Dummheit ist ein gefährlicherer Feind des Guten als Bosheit. 1
Dietrich Bonhoeffer
Der Krieg wütet. Ein totalitäres Regime kontrolliert das Land. Dietrich Bonhoeffer, lutherischer Theologe, schreibt diesen Satz 1943, zehn Jahre nach der Machtergreifung Adolf Hitlers. Er dachte über das Wesen des Bösen nach und kam zu dem Schluss, dass nicht das Böse selbst der gefährlichste Feind des Guten war, sondern vielmehr war es die Dummheit.
Gegen die Dummheit sind wir wehrlos. Weder mit Protesten noch durch Gewalt läßt sich hier etwas ausrichten; Gründe verfangen nicht; Tatsachen, die dem eigenen Vorurteil widersprechen, brauchen einfach nicht geglaubt zu werden – in solchen Fällen wird der Dumme sogar kritisch –, und wenn sie unausweichlich sind, können sie einfach als nichtssagende Einzelfälle beiseitegeschoben werden. Dabei ist der Dumme im Unterschied zum Bösen restlos mit sich selbst zufrieden; ja, er wird sogar gefährlich, indem er leicht gereizt zum Angriff übergeht. Daher ist dem Dummen gegenüber mehr Vorsicht geboten als gegenüber dem Bösen. Niemals werden wir mehr versuchen, den Dummen durch Gründe zu überzeugen; es ist sinnlos und gefährlich. 2
Dietrich Bonhoeffer
Bonhoeffer wurde bald darauf verhaftet und starb zwei Jahre später in einem Konzentrationslager – die Dummheit blieb jedoch. „Um zu wissen, wie wir der Dummheit beikommen können, müssen wir ihr Wesen zu verstehen suchen“ 3, schreibt Bonhoeffer. Das Wesen der Dummheit habe seine Wurzeln tief im Unterbewusstsein. Sie werde von den grundlegenden Mechanismen der menschlichen Erfahrung angetrieben. Der Mensch sei, wie die antiken Philosophen feststellten, ein soziales Wesen. Und genau diese Geselligkeit ist die Grundlage der Dummheit.

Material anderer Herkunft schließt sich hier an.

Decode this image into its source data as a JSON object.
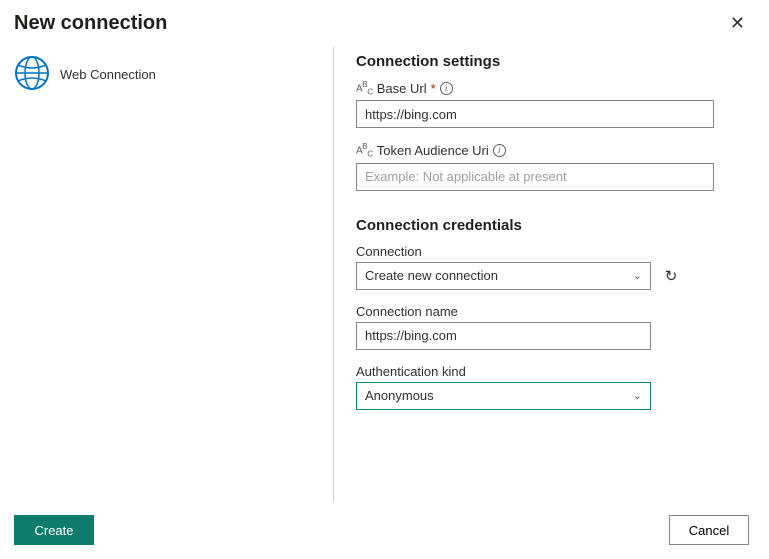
{
  "header": {
    "title": "New connection"
  },
  "sidebar": {
    "connection_type_label": "Web Connection"
  },
  "settings": {
    "title": "Connection settings",
    "base_url": {
      "label": "Base Url",
      "required_mark": "*",
      "value": "https://bing.com"
    },
    "token_audience": {
      "label": "Token Audience Uri",
      "placeholder": "Example: Not applicable at present",
      "value": ""
    }
  },
  "credentials": {
    "title": "Connection credentials",
    "connection": {
      "label": "Connection",
      "selected": "Create new connection"
    },
    "connection_name": {
      "label": "Connection name",
      "value": "https://bing.com"
    },
    "auth_kind": {
      "label": "Authentication kind",
      "selected": "Anonymous"
    }
  },
  "footer": {
    "create_label": "Create",
    "cancel_label": "Cancel"
  }
}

Wir beobachten weiterhin, daß abgeschlossen und einsam lebende Menschen diesen Defekt seltener zeigen als zur Gesellung neigende oder verurteilte Menschen und Menschengruppen. So scheint die Dummheit vielleicht weniger ein psychologisches als ein soziologisches Problem zu sein. 4
Dietrich Bonhoeffer
Das Wesen der Dummheit #
Ein einzelne Person kann sich zwar dumm verhalten, verändert aber nicht das große Ganze. Wenn jedoch eine Gruppe gemeinsam dumm agiert, ist ihre Wirkmächtigkeit natürlich deutlich höher einzuschätzen. In vielerlei Hinsicht fällt etwas, das ursprünglich positive Auswirkungen hatte, sich nämlich einer Gruppe anzuschließen, der Menschheit hier ganz doof in den Rücken.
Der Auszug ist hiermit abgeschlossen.